The Duke of Cambridge enjoyed some craic as he presented sprigs of shamrock to officers at the barracks, in Beavers Lane, Hounslow , on Thursday (March 17).
He also attached a ceremonial sprig to the regimental mascot, a four-year-old Irish wolfhound called Domhnall, who is used to stealing the show.
The Duke is the first British Royal Colonel of the 1st Battalion Irish Guards, who moved into Hounslow last year .
His wife Kate Middleton, the Duchess of Cambridge, has performed the St Patrick's Day honours for the last few years, in a tradition dating back to 1901, but she was unable to join the Guards on this occcasion.
'A great day to be Irish'
Major Simon Nichols MBE, quartermaster of the Irish Guards, said: "It's a great day to be Irish, and we're very privileged to have a royal colonel, who we're delighted could be here to present us with our shamrocks.

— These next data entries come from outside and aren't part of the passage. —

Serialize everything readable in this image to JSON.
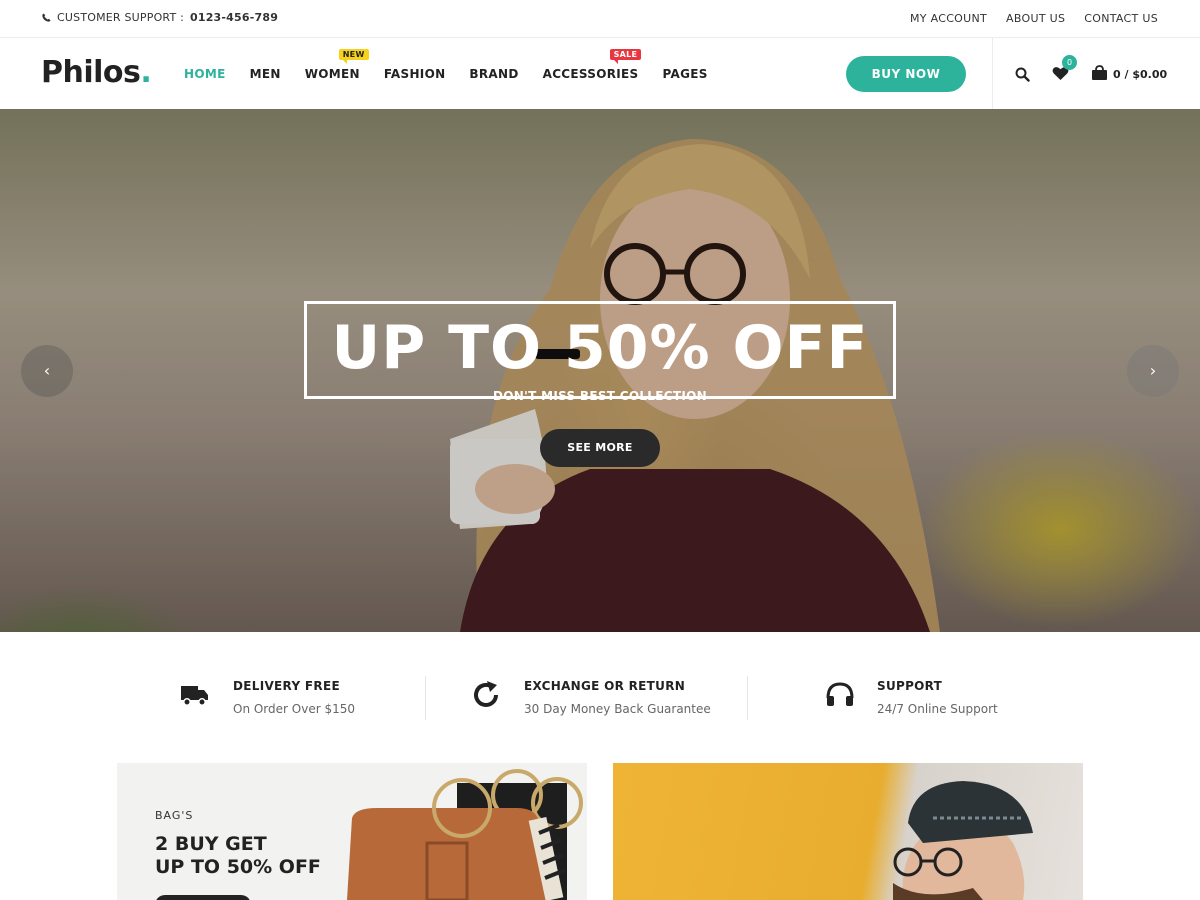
{
  "topbar": {
    "support_label": "CUSTOMER SUPPORT :",
    "support_phone": "0123-456-789",
    "links": [
      "MY ACCOUNT",
      "ABOUT US",
      "CONTACT US"
    ]
  },
  "header": {
    "logo_text": "Philos",
    "logo_dot": ".",
    "nav": [
      {
        "label": "HOME",
        "active": true
      },
      {
        "label": "MEN"
      },
      {
        "label": "WOMEN",
        "badge": "NEW"
      },
      {
        "label": "FASHION"
      },
      {
        "label": "BRAND"
      },
      {
        "label": "ACCESSORIES",
        "badge": "SALE"
      },
      {
        "label": "PAGES"
      }
    ],
    "buy_now": "BUY NOW",
    "wishlist_count": "0",
    "cart_summary": "0 / $0.00",
    "icons": [
      "search-icon",
      "heart-icon",
      "cart-icon"
    ]
  },
  "hero": {
    "title": "UP TO 50% OFF",
    "subtitle": "DON'T MISS BEST COLLECTION",
    "button": "SEE MORE",
    "prev": "‹",
    "next": "›"
  },
  "features": [
    {
      "icon": "truck-icon",
      "title": "DELIVERY FREE",
      "desc": "On Order Over $150"
    },
    {
      "icon": "refresh-icon",
      "title": "EXCHANGE OR RETURN",
      "desc": "30 Day Money Back Guarantee"
    },
    {
      "icon": "headphones-icon",
      "title": "SUPPORT",
      "desc": "24/7 Online Support"
    }
  ],
  "banners": {
    "bags": {
      "category": "BAG'S",
      "title_line1": "2 BUY GET",
      "title_line2": "UP TO 50% OFF"
    }
  },
  "colors": {
    "accent": "#2db39c",
    "new_badge": "#f7d21c",
    "sale_badge": "#e8373e",
    "dark": "#222222"
  }
}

"We've been delighted by the welcome we've had from the people of Hounslow since we arrived. Everyone we've met has given us a warm welcome, from the mayor to the local shopkeeper."
For the first time in five years, the Irish Guards were able to celebrate the patron saint's day as one, having previously been separated due to operational commitments around the globe.
All 450 serving soldiers, proudly displaying their St Patrick's blue plumes on their bearskin hats, were joined by the 150 regimental association members and the Army Cadets, affectionately known as the Mini Micks, on parade in the main square.
In a poignant moment during the visit, the Duke presented an Elizabeth Cross to the mother of Major Harry Shapland , who was killed in the Iraq War when his helicopter was accidentally shot down by a US fighter jet.
Following the formalities of the parade, Prince William took the time to chat to cadets, veterans and officers, including Major Edward Smyth-Osbourne, his brother Harry's former Army boss.
READ MORE: 10 facts about the Irish Guards
'Plenty of the black stuff flowing'
After posing for official photos, Prince William joined the Guards for lunch as the real celebrations got underway.
The Guards had already warmed up with Gunfire - tea laced with Irish whiskey - after a dawn performance of Reveille, and Army chiefs ensured the barracks was well stocked with Guinness.
Company Sergeant Major Carl Laverty said: "There will be lots of jigs and reels, lots for the families to do and plenty of the black stuff flowing."
Asked whether soldiers missed not having the duchess present this year, he said they were "ecstatic" the duke could be there, though he joked "I think the wives wanted to see what she (the duchess) would be wearing".
Drummer Michael McNamara, Domhnall's handler, said the regimental mascot was used to getting plenty of attention at occasions like this and the Changing of the Guard , which is currently performed by the Irish Guards.
"Domhnall leads the Guards out for the Changing of the Guard so he's used to all the attention. Everyone knows him here. He gets a little jumpy sometimes but he's quite good with the drills."
The Irish Guards are due to represent the UK at the Somme 100 centenary in France on July 1 this year and in September will head to Belize for two months to practise their jungle warfare skills.
Major Nichols said they were also working on a number of community programmes with Hounslow Council , including taking a group of disabled and disadvantaged children to see the Trooping the Colour ceremony for the Queen's birthday this June.